Arrêté le 30 octobre 2011 en Libye et détenu à Zintan, dans le sud-ouest du pays, Saïf Al-Islam Kadhafi fait l’objet d’un mandat d’arrêt de la Cour pour crimes contre l’humanité commis depuis février 2011 à Tripoli, Misrata et Benghazi. Le 1er mai, la Libye avait demandé à la Cour de lui laisser le soin de juger le fils du défunt Guide libyen sur son sol. Les 9 et 10 octobre, Tripoli était invité à répondre, au cours d’une audience organisée à La Haye, mais n’a semble-t-il pas convaincu les juges qu’une enquête était en cours contre M. Kadhafi. Deux mois plus tard, ils réclament des preuves.
« Les autorités libyennes (…) sont-elles vraiment conscientes » qu’elles ont « l’obligation de fournir des preuves tangibles, concrètes et pertinentes » pour démontrer que des « enquêtes appropriées sont en cours actuellement et que les préparatifs concrets du procès sont en cours ? » interrogent les juges dans leur décision.

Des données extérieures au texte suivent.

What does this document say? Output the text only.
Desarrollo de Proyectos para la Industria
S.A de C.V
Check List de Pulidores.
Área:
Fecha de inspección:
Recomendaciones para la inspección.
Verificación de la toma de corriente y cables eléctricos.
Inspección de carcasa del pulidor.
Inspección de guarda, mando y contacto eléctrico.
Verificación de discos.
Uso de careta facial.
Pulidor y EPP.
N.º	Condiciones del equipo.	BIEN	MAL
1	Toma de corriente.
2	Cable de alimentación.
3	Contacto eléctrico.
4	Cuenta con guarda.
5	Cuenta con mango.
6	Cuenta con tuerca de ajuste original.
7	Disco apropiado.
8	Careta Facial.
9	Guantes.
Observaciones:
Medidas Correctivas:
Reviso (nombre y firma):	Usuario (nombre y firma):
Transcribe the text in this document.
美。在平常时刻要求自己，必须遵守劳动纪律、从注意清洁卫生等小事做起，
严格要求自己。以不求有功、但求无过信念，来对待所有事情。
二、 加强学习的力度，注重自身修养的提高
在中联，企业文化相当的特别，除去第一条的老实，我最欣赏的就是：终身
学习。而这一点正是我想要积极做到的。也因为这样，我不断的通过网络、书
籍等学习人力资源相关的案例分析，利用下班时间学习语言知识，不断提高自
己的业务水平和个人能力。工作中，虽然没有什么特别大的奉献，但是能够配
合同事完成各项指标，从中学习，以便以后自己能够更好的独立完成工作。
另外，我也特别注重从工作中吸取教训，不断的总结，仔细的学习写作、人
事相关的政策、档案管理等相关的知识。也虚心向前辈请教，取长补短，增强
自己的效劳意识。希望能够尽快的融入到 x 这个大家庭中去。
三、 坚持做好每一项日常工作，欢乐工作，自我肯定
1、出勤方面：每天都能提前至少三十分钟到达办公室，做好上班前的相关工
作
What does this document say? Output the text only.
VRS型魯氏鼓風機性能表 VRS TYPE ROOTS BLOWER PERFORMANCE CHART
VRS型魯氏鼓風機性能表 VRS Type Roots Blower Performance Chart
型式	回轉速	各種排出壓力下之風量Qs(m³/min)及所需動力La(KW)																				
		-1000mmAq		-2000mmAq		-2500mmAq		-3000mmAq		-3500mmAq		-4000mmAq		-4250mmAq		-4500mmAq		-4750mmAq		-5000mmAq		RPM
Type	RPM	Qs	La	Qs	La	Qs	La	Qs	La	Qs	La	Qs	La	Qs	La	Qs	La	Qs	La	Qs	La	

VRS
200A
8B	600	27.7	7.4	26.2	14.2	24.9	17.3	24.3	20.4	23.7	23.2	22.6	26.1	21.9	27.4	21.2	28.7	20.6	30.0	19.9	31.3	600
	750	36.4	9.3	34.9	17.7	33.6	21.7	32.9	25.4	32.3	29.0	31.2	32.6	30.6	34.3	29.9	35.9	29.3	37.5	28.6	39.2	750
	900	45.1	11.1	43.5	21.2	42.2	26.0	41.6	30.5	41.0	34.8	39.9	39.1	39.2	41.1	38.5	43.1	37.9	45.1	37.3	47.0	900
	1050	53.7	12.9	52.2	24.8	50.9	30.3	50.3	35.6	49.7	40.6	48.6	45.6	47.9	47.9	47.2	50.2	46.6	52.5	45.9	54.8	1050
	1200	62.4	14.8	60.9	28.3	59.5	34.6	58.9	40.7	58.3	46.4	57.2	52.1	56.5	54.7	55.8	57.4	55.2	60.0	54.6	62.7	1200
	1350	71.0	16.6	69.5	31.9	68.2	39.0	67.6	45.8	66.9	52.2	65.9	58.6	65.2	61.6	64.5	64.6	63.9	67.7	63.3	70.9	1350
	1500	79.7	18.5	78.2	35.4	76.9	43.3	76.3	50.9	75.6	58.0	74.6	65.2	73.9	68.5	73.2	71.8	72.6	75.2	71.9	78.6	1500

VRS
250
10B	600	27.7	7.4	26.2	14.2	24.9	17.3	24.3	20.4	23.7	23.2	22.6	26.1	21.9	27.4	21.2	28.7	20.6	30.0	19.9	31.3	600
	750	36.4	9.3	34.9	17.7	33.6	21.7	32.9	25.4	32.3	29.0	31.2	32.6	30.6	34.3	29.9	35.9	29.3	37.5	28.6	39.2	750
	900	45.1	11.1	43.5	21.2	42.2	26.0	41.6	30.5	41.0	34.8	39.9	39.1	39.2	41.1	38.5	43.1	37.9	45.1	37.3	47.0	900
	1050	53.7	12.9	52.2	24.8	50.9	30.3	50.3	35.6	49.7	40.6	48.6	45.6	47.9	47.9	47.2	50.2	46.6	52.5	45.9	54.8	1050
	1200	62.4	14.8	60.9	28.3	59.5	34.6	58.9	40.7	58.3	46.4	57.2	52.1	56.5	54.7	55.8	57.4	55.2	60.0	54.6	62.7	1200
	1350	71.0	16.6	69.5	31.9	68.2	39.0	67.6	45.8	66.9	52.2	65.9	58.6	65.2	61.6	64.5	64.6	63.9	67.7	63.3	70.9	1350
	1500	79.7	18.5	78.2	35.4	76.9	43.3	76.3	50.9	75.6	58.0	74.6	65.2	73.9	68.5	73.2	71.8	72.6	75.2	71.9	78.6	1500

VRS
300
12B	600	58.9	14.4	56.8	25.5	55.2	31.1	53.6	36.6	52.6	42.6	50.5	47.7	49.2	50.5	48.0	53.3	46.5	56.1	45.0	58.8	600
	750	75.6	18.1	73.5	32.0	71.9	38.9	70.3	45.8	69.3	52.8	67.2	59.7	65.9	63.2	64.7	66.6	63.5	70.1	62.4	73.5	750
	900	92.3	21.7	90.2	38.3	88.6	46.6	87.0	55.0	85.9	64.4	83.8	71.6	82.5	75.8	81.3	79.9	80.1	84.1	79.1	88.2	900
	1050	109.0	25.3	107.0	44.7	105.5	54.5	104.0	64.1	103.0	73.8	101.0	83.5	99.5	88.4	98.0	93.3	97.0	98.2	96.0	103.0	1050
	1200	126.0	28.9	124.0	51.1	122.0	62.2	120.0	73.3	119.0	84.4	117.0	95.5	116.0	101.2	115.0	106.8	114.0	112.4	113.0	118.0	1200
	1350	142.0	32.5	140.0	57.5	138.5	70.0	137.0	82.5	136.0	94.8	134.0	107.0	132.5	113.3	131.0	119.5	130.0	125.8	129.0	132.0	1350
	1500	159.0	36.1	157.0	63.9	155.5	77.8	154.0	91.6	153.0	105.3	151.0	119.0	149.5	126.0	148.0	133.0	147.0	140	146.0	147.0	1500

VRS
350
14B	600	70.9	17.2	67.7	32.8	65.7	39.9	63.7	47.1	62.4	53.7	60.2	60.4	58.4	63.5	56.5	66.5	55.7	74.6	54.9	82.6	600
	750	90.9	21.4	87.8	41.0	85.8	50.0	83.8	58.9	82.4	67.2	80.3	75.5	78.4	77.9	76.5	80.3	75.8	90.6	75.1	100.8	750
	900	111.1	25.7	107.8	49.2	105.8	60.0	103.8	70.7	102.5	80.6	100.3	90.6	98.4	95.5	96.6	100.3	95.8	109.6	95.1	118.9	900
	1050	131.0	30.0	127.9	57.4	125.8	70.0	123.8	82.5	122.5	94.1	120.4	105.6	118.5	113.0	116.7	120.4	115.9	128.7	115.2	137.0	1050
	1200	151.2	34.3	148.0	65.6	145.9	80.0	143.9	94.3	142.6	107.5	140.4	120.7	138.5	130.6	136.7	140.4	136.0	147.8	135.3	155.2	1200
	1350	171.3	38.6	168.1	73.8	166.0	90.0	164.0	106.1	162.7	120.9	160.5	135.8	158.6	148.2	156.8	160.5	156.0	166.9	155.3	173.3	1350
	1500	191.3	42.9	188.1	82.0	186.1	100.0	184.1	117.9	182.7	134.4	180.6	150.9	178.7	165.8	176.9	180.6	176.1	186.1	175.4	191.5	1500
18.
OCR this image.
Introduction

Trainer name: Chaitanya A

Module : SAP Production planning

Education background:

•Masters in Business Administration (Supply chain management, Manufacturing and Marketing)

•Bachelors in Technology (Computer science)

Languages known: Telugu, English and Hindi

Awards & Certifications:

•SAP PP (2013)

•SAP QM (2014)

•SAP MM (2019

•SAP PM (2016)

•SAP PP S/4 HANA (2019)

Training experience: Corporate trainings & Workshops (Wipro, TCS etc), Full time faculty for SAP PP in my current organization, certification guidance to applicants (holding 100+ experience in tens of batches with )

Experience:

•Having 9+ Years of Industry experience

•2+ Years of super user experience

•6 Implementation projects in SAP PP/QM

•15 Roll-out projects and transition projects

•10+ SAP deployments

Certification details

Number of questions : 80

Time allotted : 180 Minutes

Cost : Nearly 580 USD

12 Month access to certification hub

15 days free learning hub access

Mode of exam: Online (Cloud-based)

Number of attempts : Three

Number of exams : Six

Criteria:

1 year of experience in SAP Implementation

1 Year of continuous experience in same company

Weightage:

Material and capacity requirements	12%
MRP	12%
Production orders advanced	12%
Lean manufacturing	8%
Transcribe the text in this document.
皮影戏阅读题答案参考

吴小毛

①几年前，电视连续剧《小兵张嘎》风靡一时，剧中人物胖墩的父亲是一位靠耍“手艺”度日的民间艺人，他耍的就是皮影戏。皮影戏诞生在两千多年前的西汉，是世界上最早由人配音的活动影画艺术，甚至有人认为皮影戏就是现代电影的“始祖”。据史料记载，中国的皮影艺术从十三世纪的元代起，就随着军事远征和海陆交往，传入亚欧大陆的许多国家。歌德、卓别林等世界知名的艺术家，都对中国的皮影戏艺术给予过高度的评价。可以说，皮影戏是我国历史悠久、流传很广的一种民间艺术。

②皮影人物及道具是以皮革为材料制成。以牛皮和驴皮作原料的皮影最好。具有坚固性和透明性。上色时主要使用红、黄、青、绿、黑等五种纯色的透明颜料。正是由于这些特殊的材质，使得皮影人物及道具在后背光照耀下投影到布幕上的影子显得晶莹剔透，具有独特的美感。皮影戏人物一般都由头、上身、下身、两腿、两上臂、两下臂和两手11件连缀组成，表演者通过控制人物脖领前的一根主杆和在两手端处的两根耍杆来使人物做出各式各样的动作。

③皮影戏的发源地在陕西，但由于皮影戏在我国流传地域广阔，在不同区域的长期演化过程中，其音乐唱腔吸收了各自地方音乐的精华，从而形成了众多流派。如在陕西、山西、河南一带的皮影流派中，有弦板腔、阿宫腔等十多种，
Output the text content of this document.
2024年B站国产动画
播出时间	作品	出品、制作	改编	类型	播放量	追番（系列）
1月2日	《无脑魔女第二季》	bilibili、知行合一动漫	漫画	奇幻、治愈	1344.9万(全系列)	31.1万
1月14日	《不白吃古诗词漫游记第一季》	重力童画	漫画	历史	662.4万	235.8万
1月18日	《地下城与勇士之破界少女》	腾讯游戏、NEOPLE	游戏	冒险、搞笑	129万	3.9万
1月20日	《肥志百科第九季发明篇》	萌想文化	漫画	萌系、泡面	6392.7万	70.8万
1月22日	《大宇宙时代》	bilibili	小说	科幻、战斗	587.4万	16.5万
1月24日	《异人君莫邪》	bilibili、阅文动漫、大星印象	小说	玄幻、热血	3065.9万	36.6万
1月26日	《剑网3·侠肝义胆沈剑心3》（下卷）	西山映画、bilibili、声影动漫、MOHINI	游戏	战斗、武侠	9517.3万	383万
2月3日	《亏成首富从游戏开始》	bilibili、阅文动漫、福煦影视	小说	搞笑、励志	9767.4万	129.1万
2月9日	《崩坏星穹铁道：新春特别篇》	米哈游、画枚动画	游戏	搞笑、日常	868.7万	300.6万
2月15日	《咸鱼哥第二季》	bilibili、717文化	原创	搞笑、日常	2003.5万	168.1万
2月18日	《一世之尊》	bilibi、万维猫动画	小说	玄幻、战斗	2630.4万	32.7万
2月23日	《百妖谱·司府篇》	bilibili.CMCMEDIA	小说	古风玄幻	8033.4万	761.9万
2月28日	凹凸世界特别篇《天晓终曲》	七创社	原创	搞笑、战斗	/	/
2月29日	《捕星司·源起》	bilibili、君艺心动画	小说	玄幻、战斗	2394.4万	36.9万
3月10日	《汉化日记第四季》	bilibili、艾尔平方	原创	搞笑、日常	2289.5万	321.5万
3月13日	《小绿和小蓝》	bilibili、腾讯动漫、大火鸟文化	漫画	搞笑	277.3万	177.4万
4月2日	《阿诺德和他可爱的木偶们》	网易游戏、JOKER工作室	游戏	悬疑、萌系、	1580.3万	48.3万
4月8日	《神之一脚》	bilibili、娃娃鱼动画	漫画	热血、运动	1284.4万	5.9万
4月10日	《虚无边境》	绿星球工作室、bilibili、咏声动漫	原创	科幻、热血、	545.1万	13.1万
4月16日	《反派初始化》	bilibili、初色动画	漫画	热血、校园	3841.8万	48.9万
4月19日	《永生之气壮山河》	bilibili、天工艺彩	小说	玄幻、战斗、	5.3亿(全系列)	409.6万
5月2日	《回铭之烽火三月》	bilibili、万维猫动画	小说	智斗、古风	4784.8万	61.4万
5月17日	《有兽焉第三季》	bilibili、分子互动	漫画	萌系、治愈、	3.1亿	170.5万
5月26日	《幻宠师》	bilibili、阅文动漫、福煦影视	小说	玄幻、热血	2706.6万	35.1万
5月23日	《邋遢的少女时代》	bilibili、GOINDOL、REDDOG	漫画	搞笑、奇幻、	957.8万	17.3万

La chambre demande à Tripoli de fournir des éléments prouvant que des ordres d’enquête ont été émis par les autorités. Dans des échanges écrits avec la Cour, la Libye avait évoqué des dépositions de témoins et des interceptions téléphoniques, précisant cependant que le contenu relevait du secret de l’instruction. Les juges demandent la preuve, notamment les éléments évoqués par Tripoli montrant que M. Kadhafi aurait payé des mercenaires.
Au cours des audiences d’octobre, Tripoli avait indiqué que les témoignages avaient été collectés par des « comités de volontaires », qui les auraient ensuite remis à différentes autorités à travers le pays. La chambre demande à pouvoir vérifier que ces dépositions ont été dûment datées, signées, et remises au procureur général de Libye. Concernant les écoutes téléphoniques impliquant le suspect, la Cour demande si elles étaient légales et si des procédures d’authentification ont été mises en place.
Les juges demandent encore à la Libye de dire si des mesures de protection de témoins sont en place; si Saïf Al-Islam Kadhafi a été entendu par un juge, et enfin si Tripoli a avancé sur la désignation d’un avocat. Elle interroge aussi la Libye sur les réformes légales en cours et les arrangements nécessaires au transfèrement de M. Kadhafi de Zintan vers Tripoli. Saïf Al-Islam Kadhafi est en effet entre les mains de la brigade de Zintan, qui depuis plus d’un an, refuse de le remettre aux autorités centrales libyennes.
Enfin, plus largement, les juges demandent à la Libye de fournir des détails sur des discussions en cours avec l’Argentine, l’Afrique du Sud et la Colombie concernant la mise en place de procédures judiciaires et d’une commission réconciliation. A plusieurs reprises, devant le Conseil de sécurité des Nations unies et devant les juges de La Haye, Tripoli a en effet indiqué qu’elle souhaitait régler en totalité et sur son sol le passif des 42 ans du régime Kadhafi.